Two is Heidegger’s critique of technology, his account of the technological attitude as the rupture of man from nature. This rupture is the ongoing social, cultural, and philosophical goal of dominating the Earth – we dominate Earth to make commodities from it, and we define our lives through our commodities, our stuff.

In the words of the Frankfurt School’s marxist heritage, capitalism is the rupture of humanity from Earth, from nature. So a liberated society, in Adorno’s thinking* is a reconciliation of humanity and Earth.

* According to Perry Anderson.

It’s a beautiful vision. As someone who holds environmentalist political and ethics values, I definitely like it. Despite the way Anderson’s account tends to reify nature. Actually, that’s a serious problem for me. By pulling Schelling’s Christian salvation narrative into an immanent material relationship – humanity and Earth – you turn the planet into God.

Earth isn’t God. It’s Earth. If you believe it’s God, you’re making a serious mistake. God as a Christian concept was designed as the ultimate Other – the Fall means that humanity’s nature is utterly and totally anathema to the Divine. That we’re virtually like poison to divinity.

If this is really the underlying metaphysics of the Frankfurt School, I can’t even say they’re radical left anymore. To make a Christian God of Nature is making an idol out of a word that shouldn’t even be capitalized.

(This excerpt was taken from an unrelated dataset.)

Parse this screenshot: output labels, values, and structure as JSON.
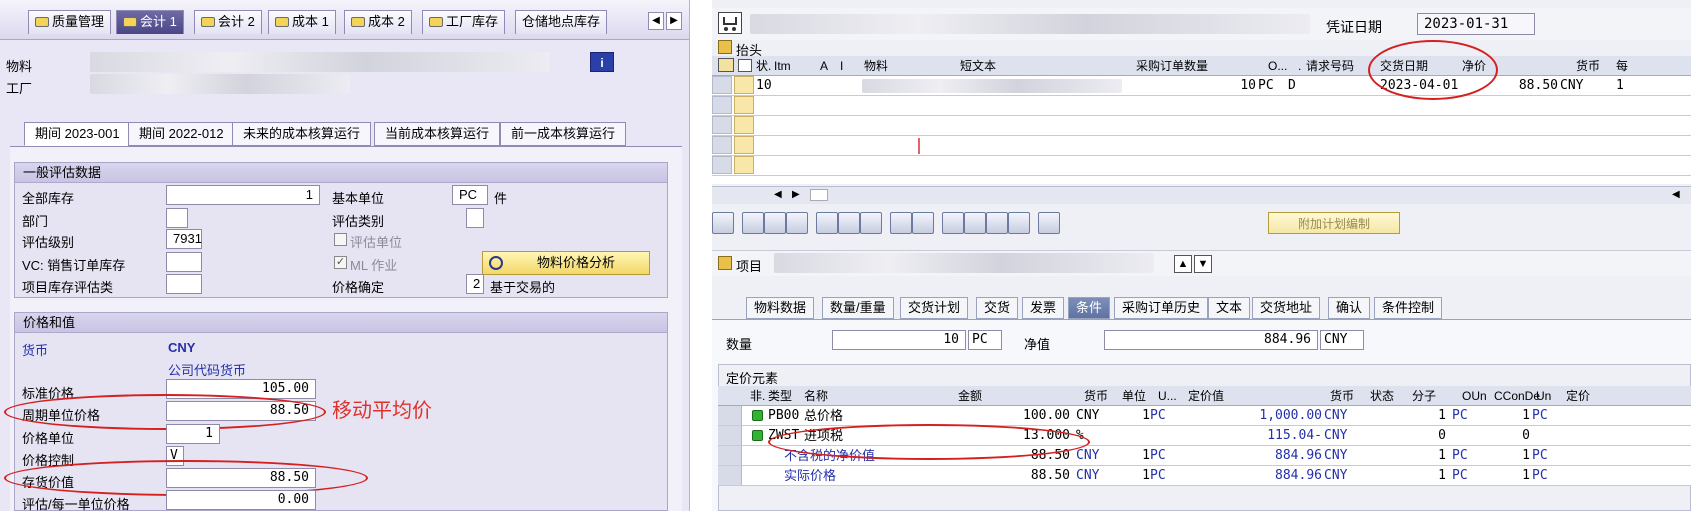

There’s an even deeper conservatism underneath the ideas of what the radical right today call the communist conspiracy of the modern era.

1 comment:

  1. Yeah, not sure about this reading to be honest. For one thing, I think it's worth noting that Adorno doesn't see capitalism as a decisive break from other forms of human society. We always had an instrumental relationship to the world; capitalism has just given us way, way more powerful tools for dominating it. Of course, capitalism's also much more totalistic than previous forms of social organisation in Adorno's view.

    More importantly, though, Adorno actively opposes any kind of positive account or model of emancipation, and the Nature = God reading certainly is just such a positive account. I think you need to read his discussion of instrumentalisation and domination in the context of his negative dialectic, i.e. that we can only be emancipated by thinking against our conceptual frameworks, in order to draw attention to what they exclude. In particular, the way that they obscure the existence of real, concrete suffering. Through this negative dialectic, which is a constant, ongoing process, we can become more and more emancipated. But, it provides no account at the beginning of what that emancipation would look like; there's no end goal set out for us, and certainly doesn't give us a simple model like "We should reject instrumentalisation and be one with nature."